The College of Arts and Science has proven the worth of an arts degree with the announcement of their 100 Alumni of Influence.
An awards ceremony on Oct. 2 invited some of the college’s most prestigious alumni to accept an award of appreciation in honour of the college’s 100th anniversary. About half of the awards were given posthumously and accepted by friends and family members, though many alumni were on hand to accept.
Alumni at the gala whom students might recognize include writers Sharon Butala and Guy Vanderhaeghe, athletes Patricia Lawson and Vera Pezer, photographer Courtney Milne and former Saskatchewan premiere Roy Romanow.
A selection committee spent two years preparing the list of 100 influential alumni. Joy-Ann Allin, committee member and Alumni and Development communications officer, said one of the biggest challenges was choosing only 100 alumni.
“We started with a couple of binders of information (on alumni),” she said. “The challenge was to work through these biographies. There are over 50,000 alumni. That’s a huge number of people and many of them have gone on to successful careers.”
Other famous alumni include author and journalist Mark Abley, actress Kim Coates, poet Lorna Crozier, crime writer and creator of Street Legal William Deverell and former prime minister John Diefenbaker. It was also interesting to learn the history behind familiar names from around the city like Rusty MacDonald, Frances Morrison, Carlyle King, Hilda Neatby and Mabel Timlin.
But the gala wasn’t only open to alumni. The luncheon featured music from the U of S Jazz Ensemble and six tables were reserved for students.
Allin says getting students involved and aware of these alumni has been part of the goal from the beginning.
“The main reason for the Alumni of Influence was to inform students about these people who are very accomplished,” she said. “These people are going to be us in 50 years, hopefully.”
As a writer, Allin was most excited to meet William Deverell, Sharon Butala and Margaret Weiers, though she said it would be difficult to choose alumni who stand out in her mind because “they are all so interesting and different.”

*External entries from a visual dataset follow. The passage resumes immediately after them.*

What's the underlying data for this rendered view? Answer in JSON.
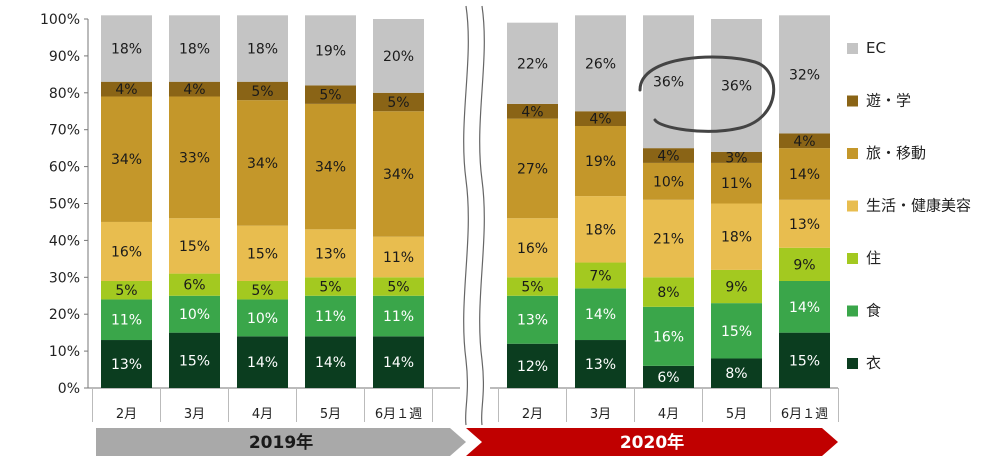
{
  "chart_data": {
    "type": "bar",
    "stacked": true,
    "y_axis": {
      "min": 0,
      "max": 100,
      "step": 10,
      "tick_suffix": "%"
    },
    "series": [
      {
        "name": "衣",
        "color": "#0b3d1f"
      },
      {
        "name": "食",
        "color": "#3aa64a"
      },
      {
        "name": "住",
        "color": "#a3c920"
      },
      {
        "name": "生活・健康美容",
        "color": "#e8bd4f"
      },
      {
        "name": "旅・移動",
        "color": "#c4972a"
      },
      {
        "name": "遊・学",
        "color": "#8a6416"
      },
      {
        "name": "EC",
        "color": "#c4c4c4"
      }
    ],
    "groups": [
      {
        "year_label": "2019年",
        "banner_color": "#a9a9a9",
        "year_text_color": "#1a1a1a",
        "categories": [
          "2月",
          "3月",
          "4月",
          "5月",
          "6月１週"
        ],
        "values": [
          [
            13,
            11,
            5,
            16,
            34,
            4,
            18
          ],
          [
            15,
            10,
            6,
            15,
            33,
            4,
            18
          ],
          [
            14,
            10,
            5,
            15,
            34,
            5,
            18
          ],
          [
            14,
            11,
            5,
            13,
            34,
            5,
            19
          ],
          [
            14,
            11,
            5,
            11,
            34,
            5,
            20
          ]
        ]
      },
      {
        "year_label": "2020年",
        "banner_color": "#c00000",
        "year_text_color": "#ffffff",
        "categories": [
          "2月",
          "3月",
          "4月",
          "5月",
          "6月１週"
        ],
        "values": [
          [
            12,
            13,
            5,
            16,
            27,
            4,
            22
          ],
          [
            13,
            14,
            7,
            18,
            19,
            4,
            26
          ],
          [
            6,
            16,
            8,
            21,
            10,
            4,
            36
          ],
          [
            8,
            15,
            9,
            18,
            11,
            3,
            36
          ],
          [
            15,
            14,
            9,
            13,
            14,
            4,
            32
          ]
        ]
      }
    ],
    "legend_order": [
      "EC",
      "遊・学",
      "旅・移動",
      "生活・健康美容",
      "住",
      "食",
      "衣"
    ],
    "legend_position": "right",
    "grid": false,
    "annotation": "circle highlighting EC share in 2020 April and May"
  }
}
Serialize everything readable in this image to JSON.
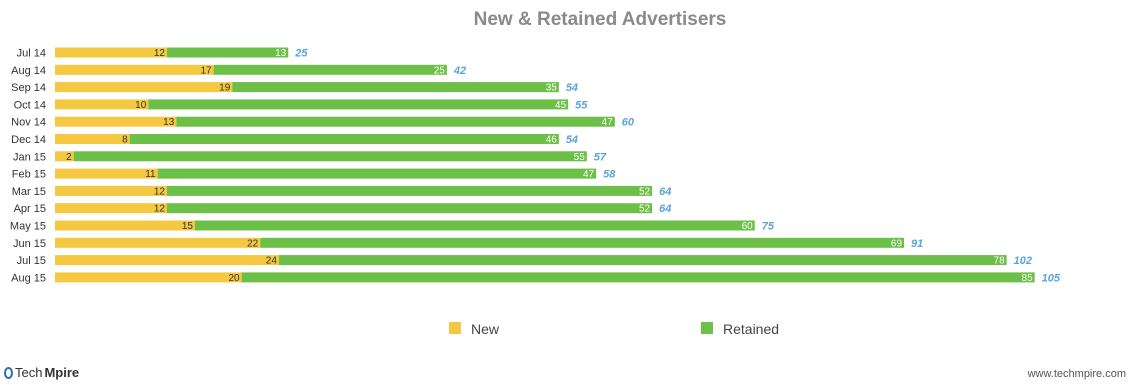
{
  "colors": {
    "new": "#f5c842",
    "retained": "#6cbf47",
    "total": "#5ba4d9",
    "title": "#8a8a8a"
  },
  "chart_data": {
    "type": "bar",
    "orientation": "horizontal",
    "stacked": true,
    "title": "New & Retained Advertisers",
    "categories": [
      "Jul 14",
      "Aug 14",
      "Sep 14",
      "Oct 14",
      "Nov 14",
      "Dec 14",
      "Jan 15",
      "Feb 15",
      "Mar 15",
      "Apr 15",
      "May 15",
      "Jun 15",
      "Jul 15",
      "Aug 15"
    ],
    "series": [
      {
        "name": "New",
        "values": [
          12,
          17,
          19,
          10,
          13,
          8,
          2,
          11,
          12,
          12,
          15,
          22,
          24,
          20
        ]
      },
      {
        "name": "Retained",
        "values": [
          13,
          25,
          35,
          45,
          47,
          46,
          55,
          47,
          52,
          52,
          60,
          69,
          78,
          85
        ]
      }
    ],
    "totals": [
      25,
      42,
      54,
      55,
      60,
      54,
      57,
      58,
      64,
      64,
      75,
      91,
      102,
      105
    ],
    "xlim": [
      0,
      105
    ],
    "grid": false,
    "legend_position": "bottom"
  },
  "footer": {
    "brand_light": "Tech",
    "brand_bold": "Mpire",
    "website": "www.techmpire.com"
  }
}
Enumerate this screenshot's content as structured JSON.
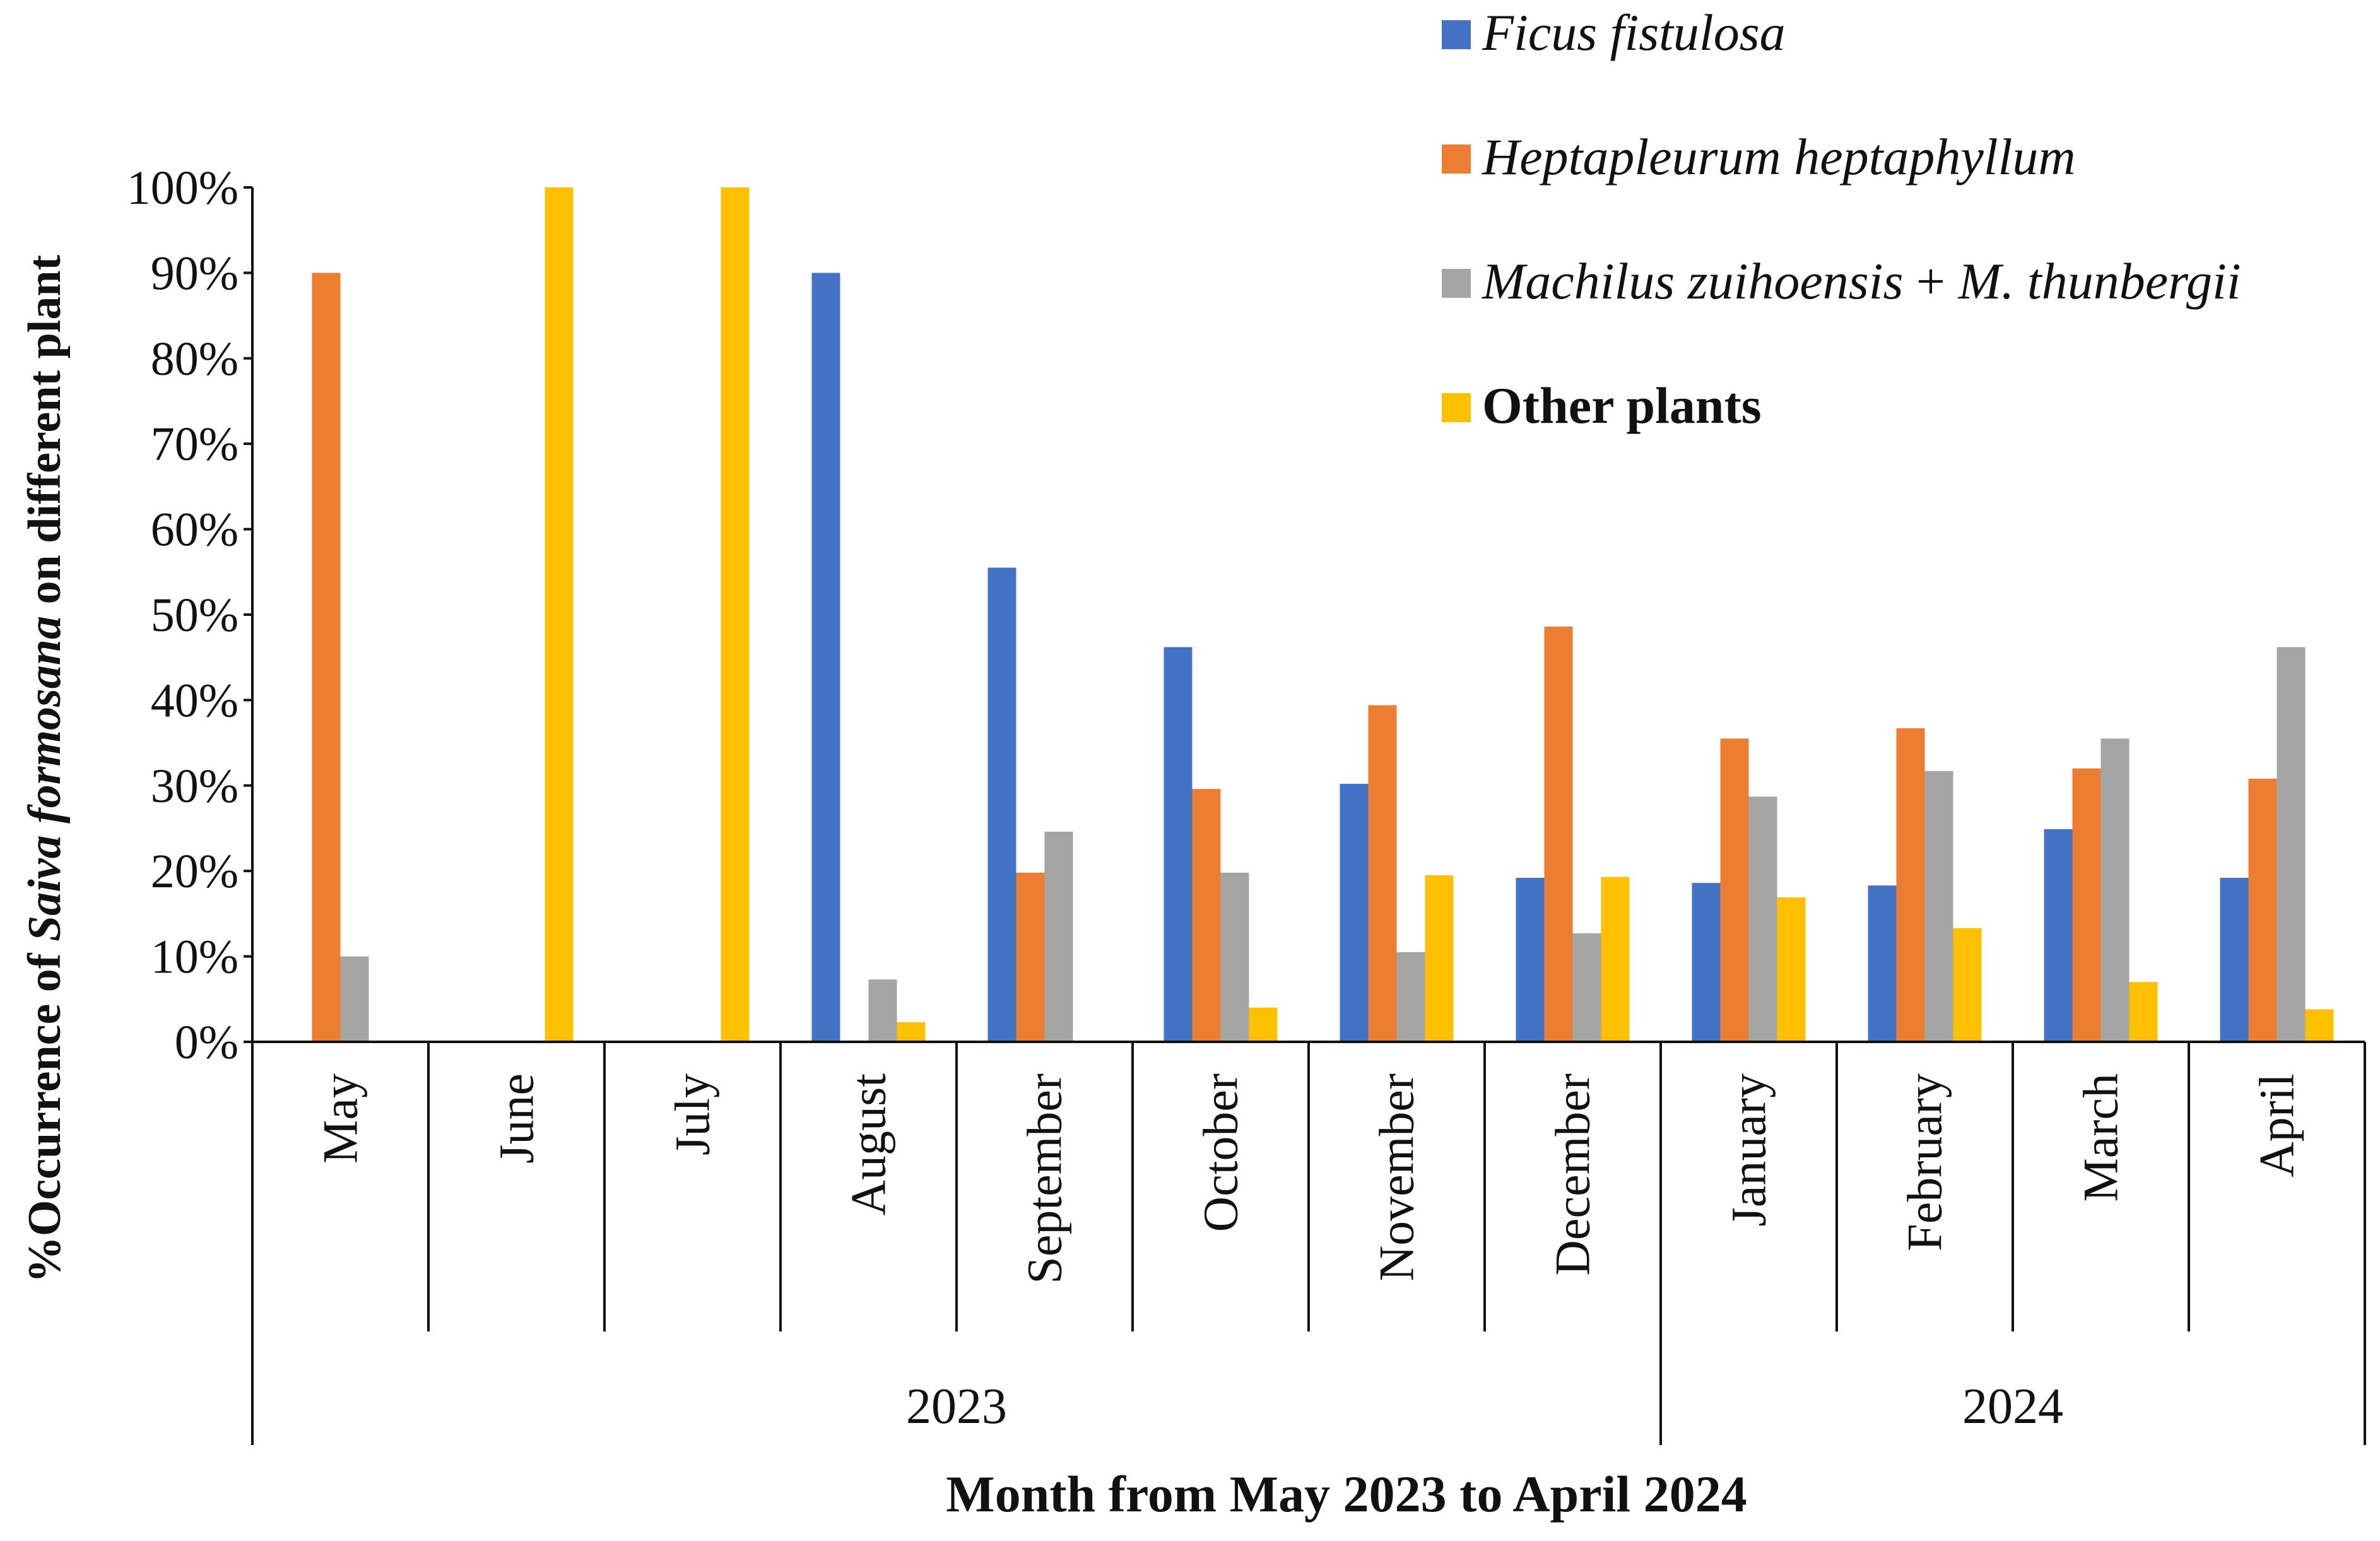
{
  "chart_data": {
    "type": "bar",
    "ylabel_parts": [
      "%Occurrence of ",
      "Saiva formosana",
      " on different plant"
    ],
    "xlabel": "Month from May 2023 to April 2024",
    "ylim": [
      0,
      100
    ],
    "yticks": [
      "0%",
      "10%",
      "20%",
      "30%",
      "40%",
      "50%",
      "60%",
      "70%",
      "80%",
      "90%",
      "100%"
    ],
    "categories": [
      "May",
      "June",
      "July",
      "August",
      "September",
      "October",
      "November",
      "December",
      "January",
      "February",
      "March",
      "April"
    ],
    "years": [
      {
        "label": "2023",
        "start": 0,
        "end": 7
      },
      {
        "label": "2024",
        "start": 8,
        "end": 11
      }
    ],
    "series": [
      {
        "name": "Ficus fistulosa",
        "color": "#4472C4",
        "values": [
          0,
          0,
          0,
          90,
          55.5,
          46.2,
          30.2,
          19.2,
          18.6,
          18.3,
          24.9,
          19.2
        ]
      },
      {
        "name": "Heptapleurum heptaphyllum",
        "color": "#ED7D31",
        "values": [
          90,
          0,
          0,
          0,
          19.8,
          29.6,
          39.4,
          48.6,
          35.5,
          36.7,
          32.0,
          30.8
        ]
      },
      {
        "name": "Machilus zuihoensis + M. thunbergii",
        "color": "#A5A5A5",
        "values": [
          10,
          0,
          0,
          7.3,
          24.6,
          19.8,
          10.5,
          12.7,
          28.7,
          31.7,
          35.5,
          46.2
        ]
      },
      {
        "name": "Other plants",
        "color": "#FFC000",
        "values": [
          0,
          100,
          100,
          2.3,
          0,
          4.0,
          19.5,
          19.3,
          16.9,
          13.3,
          7.0,
          3.8
        ]
      }
    ],
    "legend": {
      "position": "top-right",
      "entries": [
        {
          "parts": [
            {
              "text": "Ficus fistulosa",
              "style": "ital"
            }
          ]
        },
        {
          "parts": [
            {
              "text": "Heptapleurum heptaphyllum",
              "style": "ital"
            }
          ]
        },
        {
          "parts": [
            {
              "text": "Machilus zuihoensis",
              "style": "ital"
            },
            {
              "text": " + ",
              "style": "plain"
            },
            {
              "text": "M. thunbergii",
              "style": "ital"
            }
          ]
        },
        {
          "parts": [
            {
              "text": "Other plants",
              "style": "bold"
            }
          ]
        }
      ]
    }
  }
}
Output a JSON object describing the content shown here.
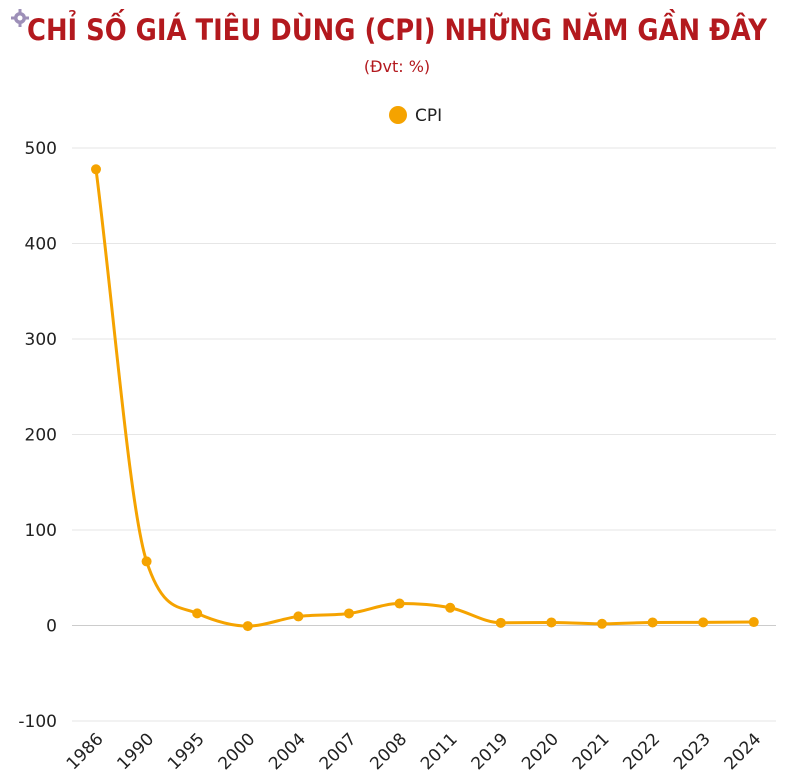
{
  "colors": {
    "title": "#b3191e",
    "subtitle": "#b3191e",
    "series": "#f5a300",
    "grid": "#e6e6e6",
    "zero_line": "#cccccc",
    "text": "#222222"
  },
  "header": {
    "title": "CHỈ SỐ GIÁ TIÊU DÙNG (CPI) NHỮNG NĂM GẦN ĐÂY",
    "subtitle": "(Đvt: %)",
    "corner_icon": "gear-icon"
  },
  "chart_data": {
    "type": "line",
    "title": "CHỈ SỐ GIÁ TIÊU DÙNG (CPI) NHỮNG NĂM GẦN ĐÂY",
    "subtitle": "(Đvt: %)",
    "xlabel": "",
    "ylabel": "",
    "categories": [
      "1986",
      "1990",
      "1995",
      "2000",
      "2004",
      "2007",
      "2008",
      "2011",
      "2019",
      "2020",
      "2021",
      "2022",
      "2023",
      "2024"
    ],
    "series": [
      {
        "name": "CPI",
        "color": "#f5a300",
        "values": [
          477.7,
          67.1,
          12.7,
          -0.6,
          9.5,
          12.6,
          23.0,
          18.6,
          2.8,
          3.2,
          1.8,
          3.2,
          3.3,
          3.6
        ]
      }
    ],
    "ylim": [
      -100,
      500
    ],
    "yticks": [
      -100,
      0,
      100,
      200,
      300,
      400,
      500
    ],
    "grid": true,
    "legend": "top-center",
    "x_tick_rotation": "diagonal"
  }
}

To learn more about the alumni listed here and to see a full list, check out the College of Arts and Science website, the alumni display in the Arts Building (look up when heading down the arts ramp) or see the latest issue of the Arts and Science alumni magazine, DiversitA&S.
Happy 100th birthday
The first arts and science lecture, a lecture in Greek history, was given 100 years ago this month in the Drinkle Building downtown. At the time, 70 students were enrolled in the college.
Now, the College of Arts and Science is the biggest on campus with 8,000 students enrolled and more than 50,000 alumni.
The college is also one of the few in the country that combine arts and science under one banner.